We had a beautiful time visiting family, sleeping late, eating out, walking along clean, beautiful beaches and doing a lot of nothing.
While I did spend a little time on a few family laptops (mostly checking email and downloading photos), I found myself actively avoiding BBC World News and other places that would bring me face to face with what we see every day here at Bright Hope…
The starving children with their wide eyes and raggedy clothes, the refugee families living in cramped, unsanitary camps… the devastation of families living through the cyclone in Myanmar… the earthquake victims in China … It’s as if I couldn’t bear to look at them, just for a week…
And even though I knew this, of course, it struck me in a new way, that the poor — the people I get to serve in my job here at Bright Hope, never ever “get a vacation” from the poverty and desperation they live under. They never have a reprieve from the daily struggle to come up with a few bites of food, or shelter from the rain, wind or sand. Most of them will never in their lives stroll a clean, safe beach and stop for a cold drink or an ice cream cone.

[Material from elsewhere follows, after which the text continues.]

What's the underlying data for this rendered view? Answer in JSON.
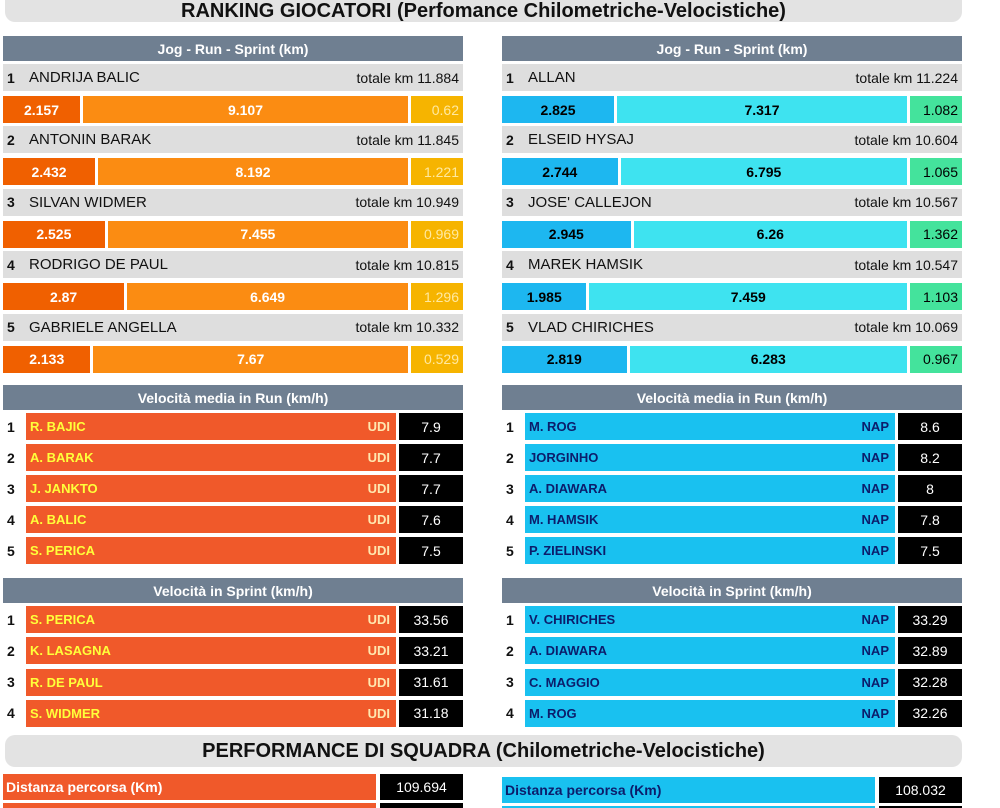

Most will never ever wake up in a clean, safe hotel room, take a long hot shower and then saunter downstairs for breakfast. They’ll never wake up with absolutely nothing pressing on their mind for the day, and the freedom to go where they want, when they want, and how they want.
I enjoyed my time off. I do believe it allowed me to refresh my spirit, my soul and my marriage and I thank God and Bright Hope for providing it for me.
But I came back to my desk here this Monday feeling an incredible sense of “privilege” that I get to be one of the people here who serves the poor, in my own small way. Our team here starts our day with morning prayer, praying for our partners overseas — the people in country who are face to face with the unrelenting daily needs of their families, communities and villages. Then we ask God to show us how to serve them best - how to raise support, how to develop programs and campaigns to engage people here in our own country, and how to create new and challenging opportunities for more people to partner with us in reaching people who desperately need our help.
I would not want to be any other place than where I am right here, as part of this team. Before I got here, I knew about the poor. I had been to places like Russia and Cambodia, on short term trips, to “catch the vision” of serving the poor. And now, I am trying to share that vision with everyone I meet.
But I’ve changed since I got here. I can’t forget the poor any more. They have become part of my mind, my heart, my spirit, my soul. And I thank God for that. I wouldn’t want it any other way.
Today I met with my fellow team members. We made plans to get help to the people of Myanmar and a few other places in very desperate need. It’s good to be back.